The kids at school had treated her like a leper after they found out her father had a brain tumor. On some level that hurt her; on another, she was happy for the privacy. But now that the Stone family was going to have its own television series, kids went from ignoring Jackie to making her the center of attention. The #LifeAndDeath hashtag and the two-minute trailer, now on YouTube, were trending in a way and manner that Jackie just couldn’t understand. Why did all these people care? She couldn’t get from one class to another without answering a question, overhearing gossip about her family, or deflecting some ill-formed taunt. Worst of all, a particularly vapid girl in the senior class had started a Life and Death Fan Club and was distributing T-shirts. A photo of the Stone family, taken from Jared’s Flickr account and featuring a particularly surly Jackie, was emblazoned on the front of the shirt. How could anyone, Jackie wondered, be so thoughtless, so callous, as to join a fan club to watch her father die?
She begged her parents to let her stay home, but Deirdre insisted that they not give in to the glare of the television lights, that “everything should be as normal as we can manage.” Jared didn’t seem to grasp the gravity of his daughter’s reaction, or he did grasp it but didn’t trust that he really grasped it, and deferred to Deirdre.
The only peace Jackie found in her daily routine was chatting with Max during her computer lab. Turning a blind eye to the Facebook news feed, lest she stumble across a post about Life and Death, Jackie would move her mouse directly to the chat window and click on Max’s name. Other than Trebuchet, he was the one thing in Jackie’s life that was constant and unchanging. Mostly.
Max
Tell me, Solnyshko, what is this euthanasia?
This was Max’s first question in their first chat after she had abandoned him the morning of her crying fit. She had sent him a private message, assuring him that everything was fine and that she just wanted him to forget about it and move on. Max took the request to heart and pretended like it had never happened. But that didn’t stop him from trying to find other ways of getting Jackie to talk about her predicament.
Jackie
Why?
Max
Just something about which I was reading.
Jackie
“Just something I was reading about,” Max.
Max
Yes, that.
Jackie
It’s like when someone is sick and dying and you help them end their life.

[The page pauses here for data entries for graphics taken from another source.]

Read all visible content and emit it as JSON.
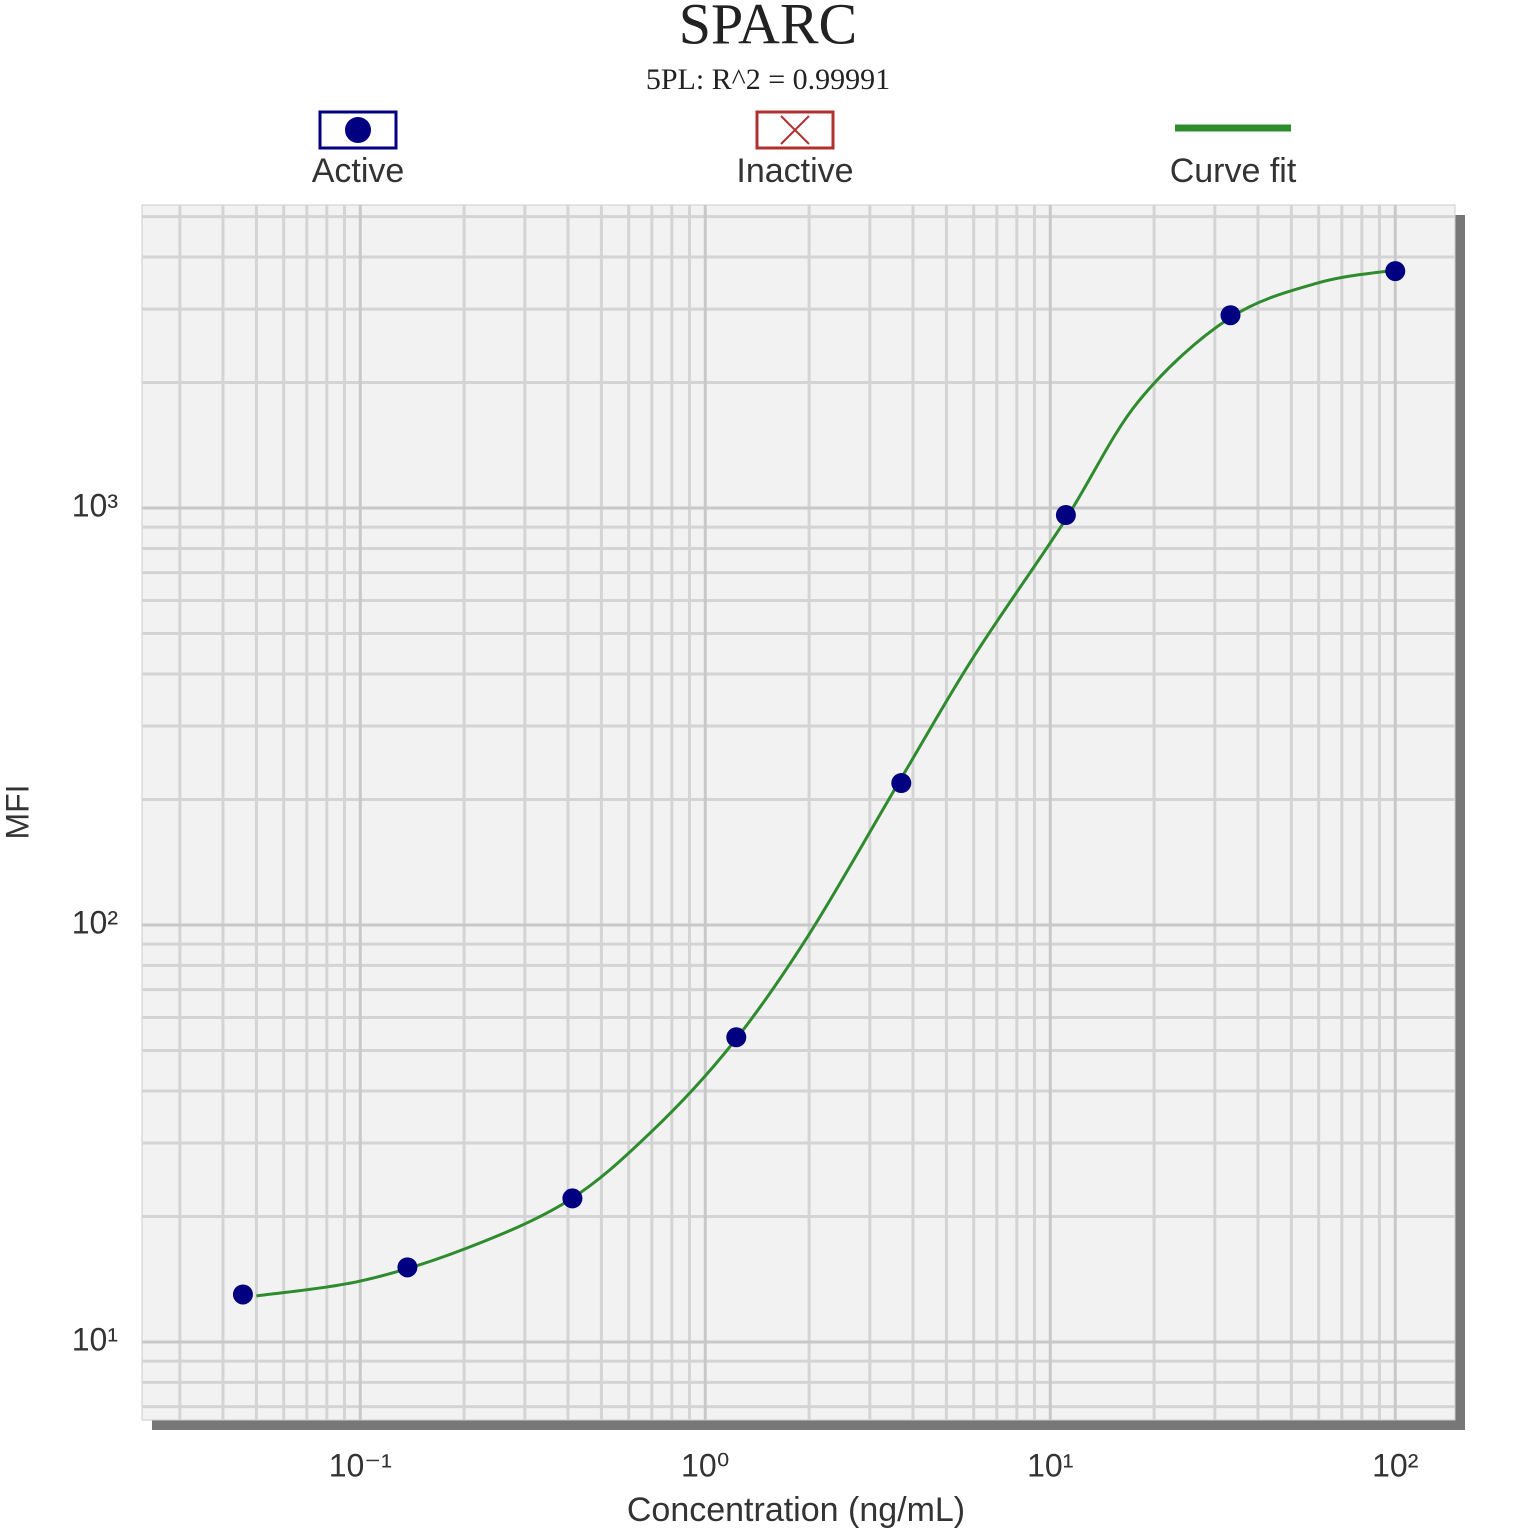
{
  "chart_data": {
    "type": "scatter",
    "title": "SPARC",
    "subtitle": "5PL: R^2 = 0.99991",
    "x_label": "Concentration (ng/mL)",
    "y_label": "MFI",
    "xscale": "log",
    "yscale": "log",
    "grid": true,
    "legend": "top",
    "xlim": [
      0.0233,
      149
    ],
    "ylim": [
      6.5,
      5330
    ],
    "xticks": [
      {
        "value": 0.1,
        "label": "10⁻¹"
      },
      {
        "value": 1,
        "label": "10⁰"
      },
      {
        "value": 10,
        "label": "10¹"
      },
      {
        "value": 100,
        "label": "10²"
      }
    ],
    "yticks": [
      {
        "value": 10,
        "label": "10¹"
      },
      {
        "value": 100,
        "label": "10²"
      },
      {
        "value": 1000,
        "label": "10³"
      }
    ],
    "xminor": [
      0.03,
      0.04,
      0.05,
      0.06,
      0.07,
      0.08,
      0.09,
      0.2,
      0.3,
      0.4,
      0.5,
      0.6,
      0.7,
      0.8,
      0.9,
      2,
      3,
      4,
      5,
      6,
      7,
      8,
      9,
      20,
      30,
      40,
      50,
      60,
      70,
      80,
      90
    ],
    "yminor": [
      7,
      8,
      9,
      20,
      30,
      40,
      50,
      60,
      70,
      80,
      90,
      200,
      300,
      400,
      500,
      600,
      700,
      800,
      900,
      2000,
      3000,
      4000,
      5000
    ],
    "series": [
      {
        "name": "Active",
        "kind": "scatter",
        "color": "#000080",
        "x": [
          0.0457,
          0.137,
          0.412,
          1.23,
          3.7,
          11.1,
          33.3,
          100
        ],
        "values": [
          13.0,
          15.1,
          22.1,
          53.8,
          219,
          962,
          2900,
          3700
        ]
      },
      {
        "name": "Inactive",
        "kind": "scatter",
        "color": "#b03030",
        "x": [],
        "values": []
      },
      {
        "name": "Curve fit",
        "kind": "line",
        "color": "#2e8b2e",
        "x": [
          0.05,
          0.1,
          0.2,
          0.4,
          0.7,
          1.2,
          2,
          3.7,
          6,
          11,
          18,
          33,
          60,
          100
        ],
        "values": [
          12.9,
          14.0,
          16.7,
          21.8,
          32,
          52,
          95,
          225,
          440,
          930,
          1800,
          2850,
          3470,
          3720
        ]
      }
    ]
  }
}
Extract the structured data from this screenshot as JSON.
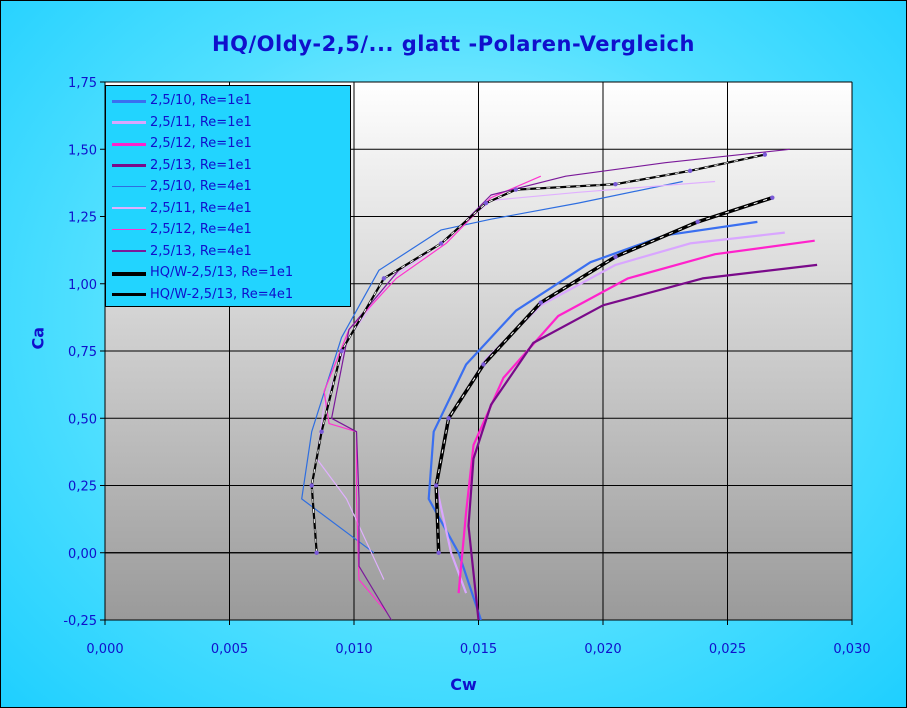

Max was silent for a moment.
Max
You mean, you kill them?
Jackie
Well, yeah, but only because they are really sick.
Max
I am not sure this I understand.
Jackie
“I’m not sure I understand this,” Max. Put the noun at the end.
Max
Yes, yes. But tell me, do people do this? Help each the other die?
Jackie
I don’t know. I guess so. But only when they’re so sick they’re going to die anyway.
Max
As with cancer.
Jackie
Yes.
This was hitting close to home, but Jackie, for some reason, didn’t mind. For one thing, it was Max. He was a million miles away. For another, it was good to finally talk about it without really talking about it.
Max
This does not to me seem right. Oops. This does not seem right to me.
Jackie
Max
Smiley face because it does not seem right?
Jackie
No, Max, smiley face because the way you talk is cute.
I cannot believe I just typed that, Jackie thought to herself.
Max
This I like the sound of!
Jackie
LOL!
Max
What?
Jackie
Nothing, Max, don’t worry. But tell me why you think it’s wrong?
Max
To help a person die?
Jackie
Yes.
Max
Because life is … what is the word? Please wait while I look it up.